Late last winter I wrote a brief post about what I called the Age of Global Weirdness in relation to climate change. If there is any good that comes from the recent megastorm Sandy that has wrought havoc on the Caribbean and East Coast of the U.S., it is that it has once again brought a spotlight of attention to the topic of global climate change (a topic that has been noticeably and amazingly absent from the U.S. presidential campaign). Mark Fischetti has a nice post at Scientific American on the question of whether climate change can be implicated, specifically, in the case of Hurricane Sandy:
Here’s where climate change comes in. The atmospheric pattern that sent the Jet Stream south is colloquially known as a “blocking high”—a big pressure center stuck over the very northern Atlantic Ocean and southern Arctic Ocean. And what led to that? A climate phenomenon called the North Atlantic Oscillation (NAO)—essentially, the state of atmospheric pressure in that region. This state can be positive or negative, and it had changed from positive to negative two weeks before Sandy arrived. The climate kicker? Recent research by Charles Greene at Cornell University and other climate scientists has shown that as more Arctic sea ice melts in the summer—because of global warming—the NAO is more likely to be negative during the autumn and winter. A negative NAO makes the Jet Stream more likely to move in a big, wavy pattern across the U.S., Canada and the Atlantic, causing the kind of big southward dip that occurred during Sandy.
Climate change amps up other basic factors that contribute to big storms. For example, the oceans have warmed, providing more energy for storms. And the Earth’s atmosphere has warmed, so it retains more moisture, which is drawn into storms and is then dumped on us.
Warmer climate means warmer seas which mean changing patterns of energy transfer on the planet which means more extreme weather.

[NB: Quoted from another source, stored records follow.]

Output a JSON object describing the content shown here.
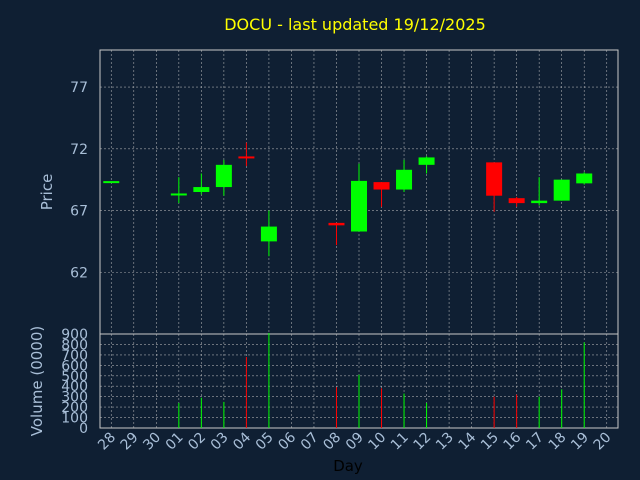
{
  "chart_data": {
    "type": "candlestick",
    "title": "DOCU - last updated 19/12/2025",
    "xlabel": "Day",
    "price_panel": {
      "ylabel": "Price",
      "ylim": [
        57,
        80
      ],
      "yticks": [
        62,
        67,
        72,
        77
      ],
      "grid": true
    },
    "volume_panel": {
      "ylabel": "Volume (0000)",
      "ylim": [
        0,
        900
      ],
      "yticks": [
        0,
        100,
        200,
        300,
        400,
        500,
        600,
        700,
        800,
        900
      ],
      "grid": true
    },
    "categories": [
      "28",
      "29",
      "30",
      "01",
      "02",
      "03",
      "04",
      "05",
      "06",
      "07",
      "08",
      "09",
      "10",
      "11",
      "12",
      "13",
      "14",
      "15",
      "16",
      "17",
      "18",
      "19",
      "20"
    ],
    "candles": [
      {
        "day": "28",
        "open": 69.3,
        "high": 69.3,
        "low": 69.3,
        "close": 69.3,
        "volume": 0
      },
      {
        "day": "01",
        "open": 68.3,
        "high": 69.7,
        "low": 67.6,
        "close": 68.3,
        "volume": 240
      },
      {
        "day": "02",
        "open": 68.5,
        "high": 70.0,
        "low": 68.3,
        "close": 68.9,
        "volume": 290
      },
      {
        "day": "03",
        "open": 68.9,
        "high": 71.1,
        "low": 68.2,
        "close": 70.7,
        "volume": 250
      },
      {
        "day": "04",
        "open": 71.3,
        "high": 72.5,
        "low": 70.6,
        "close": 71.2,
        "volume": 680
      },
      {
        "day": "05",
        "open": 64.5,
        "high": 67.0,
        "low": 63.3,
        "close": 65.7,
        "volume": 910
      },
      {
        "day": "08",
        "open": 66.0,
        "high": 66.0,
        "low": 64.2,
        "close": 65.8,
        "volume": 390
      },
      {
        "day": "09",
        "open": 65.3,
        "high": 70.8,
        "low": 65.3,
        "close": 69.4,
        "volume": 510
      },
      {
        "day": "10",
        "open": 69.3,
        "high": 69.3,
        "low": 67.3,
        "close": 68.7,
        "volume": 380
      },
      {
        "day": "11",
        "open": 68.7,
        "high": 71.1,
        "low": 68.5,
        "close": 70.3,
        "volume": 330
      },
      {
        "day": "12",
        "open": 70.7,
        "high": 71.4,
        "low": 70.0,
        "close": 71.3,
        "volume": 240
      },
      {
        "day": "15",
        "open": 70.9,
        "high": 70.9,
        "low": 66.9,
        "close": 68.2,
        "volume": 300
      },
      {
        "day": "16",
        "open": 68.0,
        "high": 68.1,
        "low": 67.3,
        "close": 67.6,
        "volume": 320
      },
      {
        "day": "17",
        "open": 67.6,
        "high": 69.7,
        "low": 67.4,
        "close": 67.8,
        "volume": 300
      },
      {
        "day": "18",
        "open": 67.8,
        "high": 69.5,
        "low": 67.8,
        "close": 69.5,
        "volume": 370
      },
      {
        "day": "19",
        "open": 69.2,
        "high": 70.1,
        "low": 69.1,
        "close": 70.0,
        "volume": 820
      }
    ],
    "colors": {
      "background": "#0f1f33",
      "up": "#00ff00",
      "down": "#ff0000",
      "grid": "#c8c8c8",
      "axis_text": "#a9bfd8",
      "title": "#ffff00"
    }
  }
}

But extreme is a relative term, defined in relation to a set of expectations. One of the curious things to realize is that human expectations for normality are very narrowly defined. Humans have only been systematically recording climate observations, for example, for a few hundred years, a small scale in the context of the geological and astronomical forces that help shape patterns of climate change.
In contrast to the relative long cycles of climatic processes, humans operate on very fast cycles. The human world as we know it is primarily a product of the past several hundred years. Most of the world’s population lives in urban centers, a huge fraction of those urban centers are along coasts, and most of the construction and infrastructure development within those urban centers is a product of the past fifty years. The result of (more frequently occurring) extreme weather then becomes stories like this (from The Scientist):
At New York University’s Smilow Research Center, on the eastern edge of Manhattan, which lost power shortly after Sandy struck on Monday night, hundreds of biological samples were destroyed as freezers thawed and refrigerators warmed. And as animal care facilities in the basement flooded, hundreds of mice and rats were killed—animals that had been painstakingly genetically engineered for use as disease models.
“Animal resource staff was on site continuously to mitigate the damage from the storm, but due to the speed and force of the surge, animal rescue attempts were unsuccessful,” NYU officials said in a statement released on Wednesday (October 31). “We are deeply saddened by the loss of these animals’ lives and the impact this has on the many years of important work conducted by our researchers.”
Gordon J. Fishell, associate director of the NYU neuroscience institute told The New York Times that his lab alone had lost about 2,500 mice, including 40 different strains. “These animals were the culmination of 10 years of work, and it will take time to replace them,” Fishell told the NYT, which reported a total of some 7,500 more rodents lost from other labs in the Smilow building.
Humans have a phenomenal, technologically-enabled, ability to adjust the world around them to our needs and our expectations of reality. Our expectations of reality, however, are not necessarily an accurate assessment of reality given the narrow scale of human existence. Global climate change and a greater number of extreme weather events (i.e. global weirdness) are only likely to increase our awareness of the discrepancy between our expectations of “normal” weather and the reality of a dynamic global climatic system.